After skills, we roll for Connections. We roll an 8, four connections of which one is a potentially highly placed official. We'll take a DA, a Bartender, a Businessman, and an Admin Assistant at the law firm for which he worked. He begins play with $10,000 in assets. And now we have a Kin character.
The Character
My Thoughts
I remember Nightlife being available on CD-ROM, but now I can't find the link to post.

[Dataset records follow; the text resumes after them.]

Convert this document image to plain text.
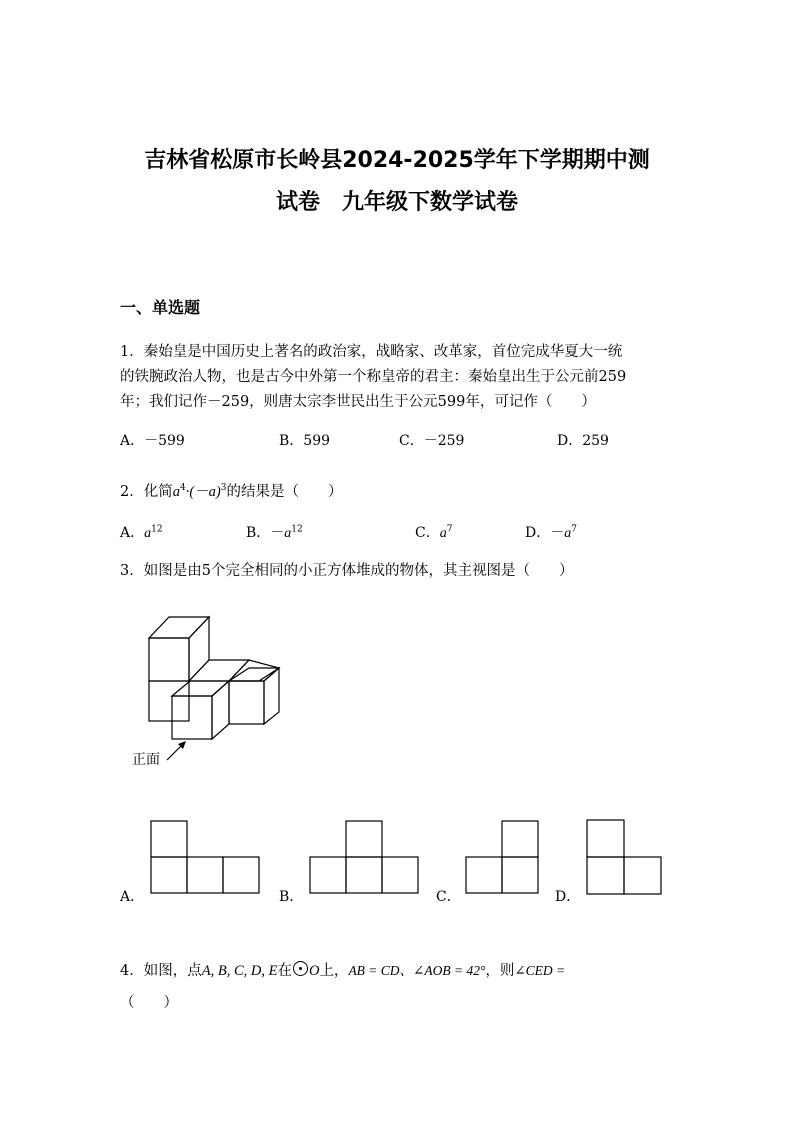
吉林省松原市长岭县2024-2025学年下学期期中测
试卷　九年级下数学试卷
一、单选题
1．秦始皇是中国历史上著名的政治家，战略家、改革家，首位完成华夏大一统
的铁腕政治人物，也是古今中外第一个称皇帝的君主：秦始皇出生于公元前259
年；我们记作－259，则唐太宗李世民出生于公元599年，可记作（　　）
A．－599	B．599	C．－259	D．259
2．化简$a^4\cdot(-a)^3$的结果是（　　）
A．$a^{12}$	B．$-a^{12}$	C．$a^7$	D．$-a^7$
3．如图是由5个完全相同的小正方体堆成的物体，其主视图是（　　）
正面
A．	B．	C．	D．
4．如图，点A, B, C, D, E在 O上，AB = CD、∠AOB = 42°，则∠CED =
（　　）
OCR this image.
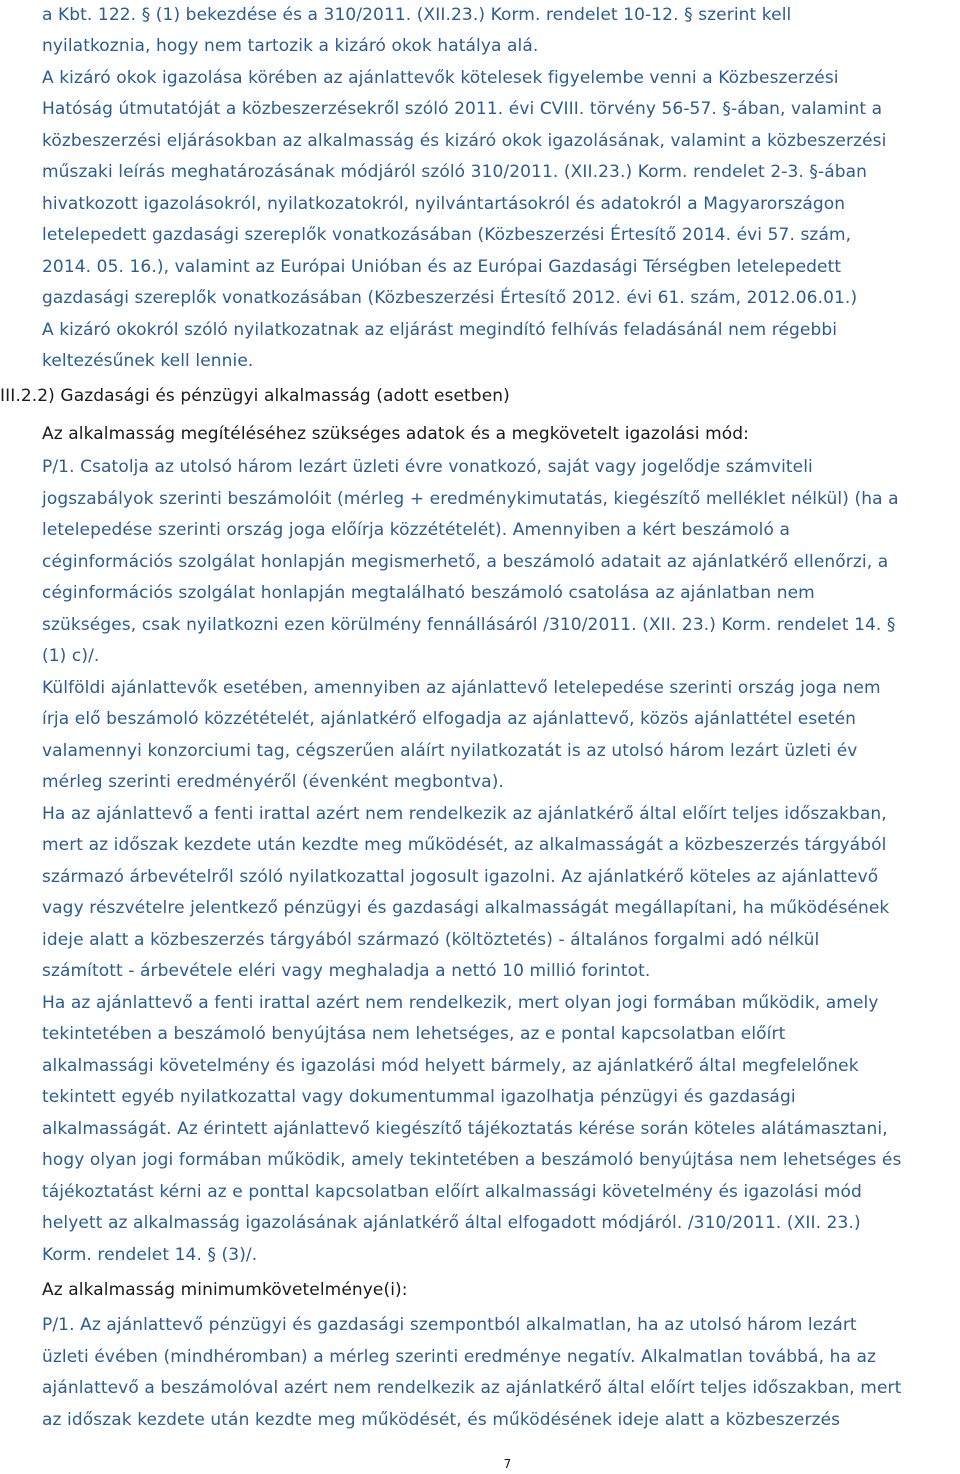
a Kbt. 122. § (1) bekezdése és a 310/2011. (XII.23.) Korm. rendelet 10-12. § szerint kell
nyilatkoznia, hogy nem tartozik a kizáró okok hatálya alá.
A kizáró okok igazolása körében az ajánlattevők kötelesek figyelembe venni a Közbeszerzési
Hatóság útmutatóját a közbeszerzésekről szóló 2011. évi CVIII. törvény 56-57. §-ában, valamint a
közbeszerzési eljárásokban az alkalmasság és kizáró okok igazolásának, valamint a közbeszerzési
műszaki leírás meghatározásának módjáról szóló 310/2011. (XII.23.) Korm. rendelet 2-3. §-ában
hivatkozott igazolásokról, nyilatkozatokról, nyilvántartásokról és adatokról a Magyarországon
letelepedett gazdasági szereplők vonatkozásában (Közbeszerzési Értesítő 2014. évi 57. szám,
2014. 05. 16.), valamint az Európai Unióban és az Európai Gazdasági Térségben letelepedett
gazdasági szereplők vonatkozásában (Közbeszerzési Értesítő 2012. évi 61. szám, 2012.06.01.)
A kizáró okokról szóló nyilatkozatnak az eljárást megindító felhívás feladásánál nem régebbi
keltezésűnek kell lennie.
III.2.2) Gazdasági és pénzügyi alkalmasság (adott esetben)
Az alkalmasság megítéléséhez szükséges adatok és a megkövetelt igazolási mód:
P/1. Csatolja az utolsó három lezárt üzleti évre vonatkozó, saját vagy jogelődje számviteli
jogszabályok szerinti beszámolóit (mérleg + eredménykimutatás, kiegészítő melléklet nélkül) (ha a
letelepedése szerinti ország joga előírja közzétételét). Amennyiben a kért beszámoló a
céginformációs szolgálat honlapján megismerhető, a beszámoló adatait az ajánlatkérő ellenőrzi, a
céginformációs szolgálat honlapján megtalálható beszámoló csatolása az ajánlatban nem
szükséges, csak nyilatkozni ezen körülmény fennállásáról /310/2011. (XII. 23.) Korm. rendelet 14. §
(1) c)/.
Külföldi ajánlattevők esetében, amennyiben az ajánlattevő letelepedése szerinti ország joga nem
írja elő beszámoló közzétételét, ajánlatkérő elfogadja az ajánlattevő, közös ajánlattétel esetén
valamennyi konzorciumi tag, cégszerűen aláírt nyilatkozatát is az utolsó három lezárt üzleti év
mérleg szerinti eredményéről (évenként megbontva).
Ha az ajánlattevő a fenti irattal azért nem rendelkezik az ajánlatkérő által előírt teljes időszakban,
mert az időszak kezdete után kezdte meg működését, az alkalmasságát a közbeszerzés tárgyából
származó árbevételről szóló nyilatkozattal jogosult igazolni. Az ajánlatkérő köteles az ajánlattevő
vagy részvételre jelentkező pénzügyi és gazdasági alkalmasságát megállapítani, ha működésének
ideje alatt a közbeszerzés tárgyából származó (költöztetés) - általános forgalmi adó nélkül
számított - árbevétele eléri vagy meghaladja a nettó 10 millió forintot.
Ha az ajánlattevő a fenti irattal azért nem rendelkezik, mert olyan jogi formában működik, amely
tekintetében a beszámoló benyújtása nem lehetséges, az e pontal kapcsolatban előírt
alkalmassági követelmény és igazolási mód helyett bármely, az ajánlatkérő által megfelelőnek
tekintett egyéb nyilatkozattal vagy dokumentummal igazolhatja pénzügyi és gazdasági
alkalmasságát. Az érintett ajánlattevő kiegészítő tájékoztatás kérése során köteles alátámasztani,
hogy olyan jogi formában működik, amely tekintetében a beszámoló benyújtása nem lehetséges és
tájékoztatást kérni az e ponttal kapcsolatban előírt alkalmassági követelmény és igazolási mód
helyett az alkalmasság igazolásának ajánlatkérő által elfogadott módjáról. /310/2011. (XII. 23.)
Korm. rendelet 14. § (3)/.
Az alkalmasság minimumkövetelménye(i):
P/1. Az ajánlattevő pénzügyi és gazdasági szempontból alkalmatlan, ha az utolsó három lezárt
üzleti évében (mindhéromban) a mérleg szerinti eredménye negatív. Alkalmatlan továbbá, ha az
ajánlattevő a beszámolóval azért nem rendelkezik az ajánlatkérő által előírt teljes időszakban, mert
az időszak kezdete után kezdte meg működését, és működésének ideje alatt a közbeszerzés
7
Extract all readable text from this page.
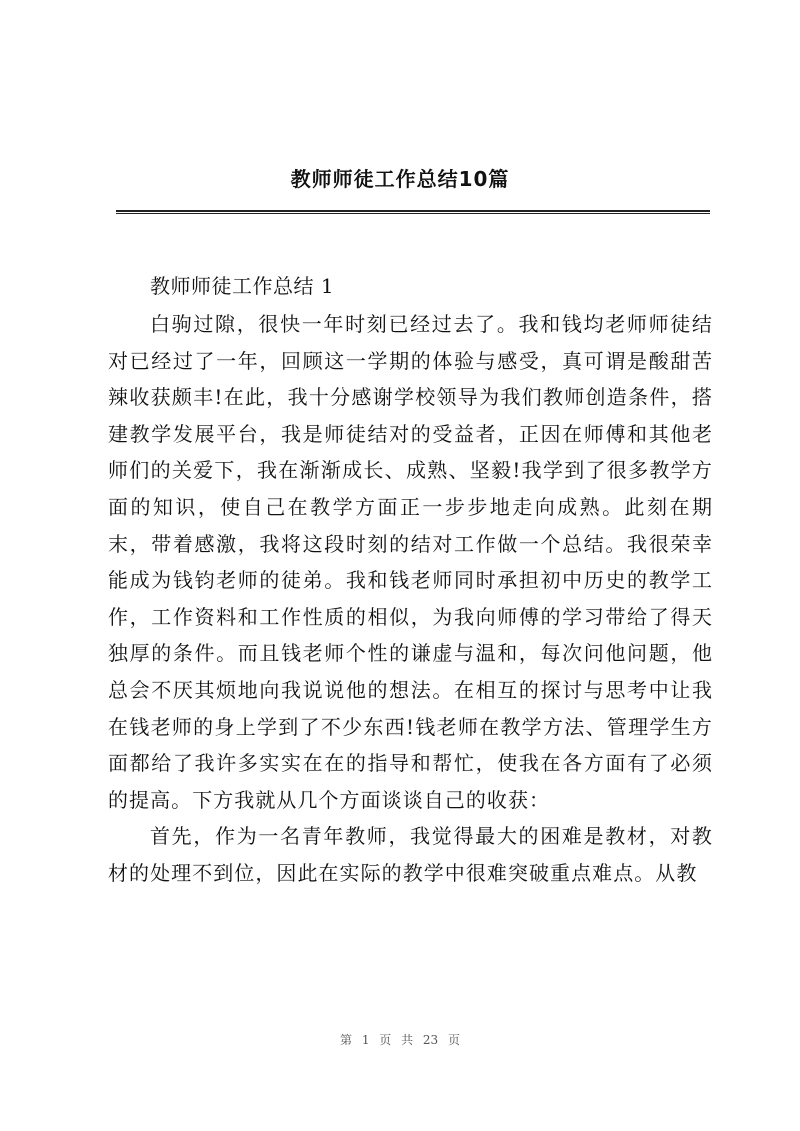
教师师徒工作总结10篇

教师师徒工作总结 1

白驹过隙，很快一年时刻已经过去了。我和钱均老师师徒结对已经过了一年，回顾这一学期的体验与感受，真可谓是酸甜苦辣收获颇丰!在此，我十分感谢学校领导为我们教师创造条件，搭建教学发展平台，我是师徒结对的受益者，正因在师傅和其他老师们的关爱下，我在渐渐成长、成熟、坚毅!我学到了很多教学方面的知识，使自己在教学方面正一步步地走向成熟。此刻在期末，带着感激，我将这段时刻的结对工作做一个总结。我很荣幸能成为钱钧老师的徒弟。我和钱老师同时承担初中历史的教学工作，工作资料和工作性质的相似，为我向师傅的学习带给了得天独厚的条件。而且钱老师个性的谦虚与温和，每次问他问题，他总会不厌其烦地向我说说他的想法。在相互的探讨与思考中让我在钱老师的身上学到了不少东西!钱老师在教学方法、管理学生方面都给了我许多实实在在的指导和帮忙，使我在各方面有了必须的提高。下方我就从几个方面谈谈自己的收获：

首先，作为一名青年教师，我觉得最大的困难是教材，对教材的处理不到位，因此在实际的教学中很难突破重点难点。从教

第 1 页 共 23 页
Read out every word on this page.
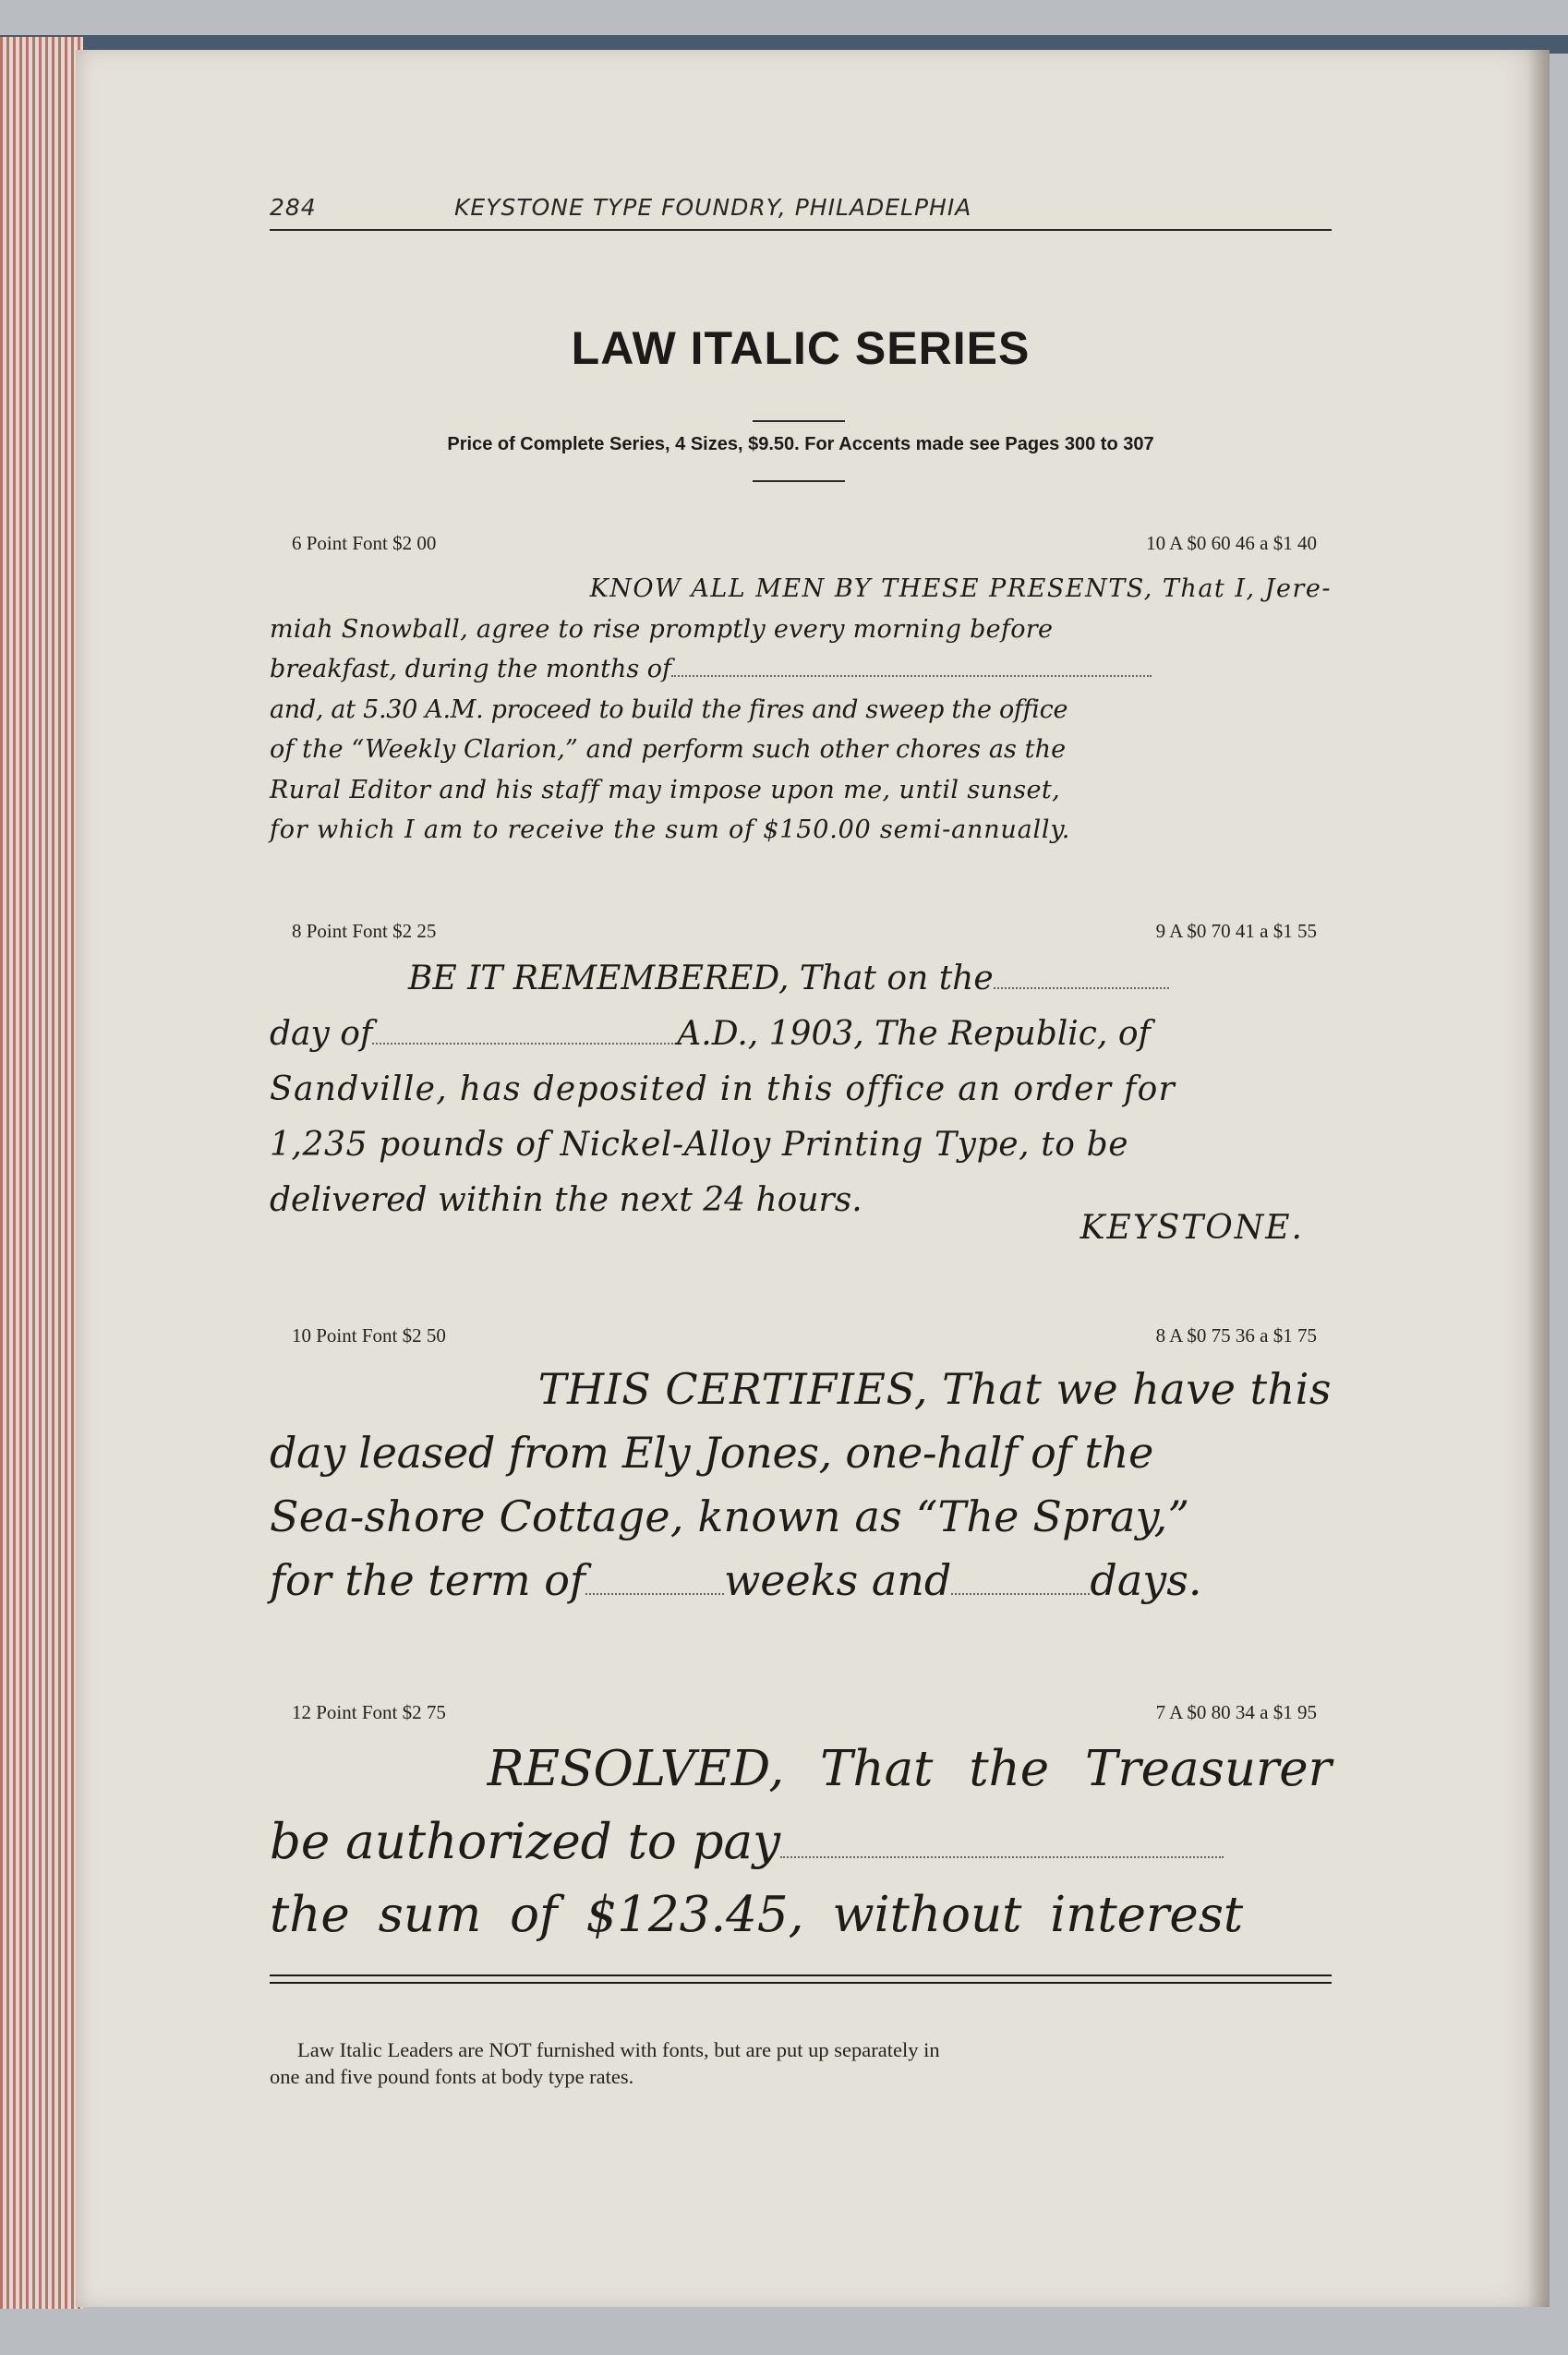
284	KEYSTONE TYPE FOUNDRY, PHILADELPHIA
LAW ITALIC SERIES
Price of Complete Series, 4 Sizes, $9.50. For Accents made see Pages 300 to 307
6 Point Font $2 00	10 A $0 60 46 a $1 40
KNOW ALL MEN BY THESE PRESENTS, That I, Jere-
miah Snowball, agree to rise promptly every morning before
breakfast, during the months of
and, at 5.30 A.M. proceed to build the fires and sweep the office
of the “Weekly Clarion,” and perform such other chores as the
Rural Editor and his staff may impose upon me, until sunset,
for which I am to receive the sum of $150.00 semi-annually.
8 Point Font $2 25	9 A $0 70 41 a $1 55
BE IT REMEMBERED, That on the
day of	A.D., 1903, The Republic, of
Sandville, has deposited in this office an order for
1,235 pounds of Nickel-Alloy Printing Type, to be
delivered within the next 24 hours.
KEYSTONE.
10 Point Font $2 50	8 A $0 75 36 a $1 75
THIS CERTIFIES, That we have this
day leased from Ely Jones, one-half of the
Sea-shore Cottage, known as “The Spray,”
for the term of	weeks and	days.
12 Point Font $2 75	7 A $0 80 34 a $1 95
RESOLVED, That the Treasurer
be authorized to pay
the sum of $123.45, without interest
Law Italic Leaders are NOT furnished with fonts, but are put up separately in
one and five pound fonts at body type rates.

Copies are still available through the usual used RPG channels.
I managed to get hardcopies of everything for the line, the GM Screen, the magic sourcebook, the music sourcebook, etc. Though I doubt I'll get much chance to ever run this- it's a guilty pleasure I love to re-read every so often. There's something here I really like, and I can't put my finger on it. The system is a bit clunky, and it feels like it could have been more polished- but maybe that's the point. Punk isn't polished. Look at the original Cyberpunk boxed set. It was obviously done with extremely early desktop publishing software. But nobody says it's a bad game- quite the opposite, it's a classic.
Folks may pooh-pooh this game because it's not World of Darkness. But damnit, I liked it.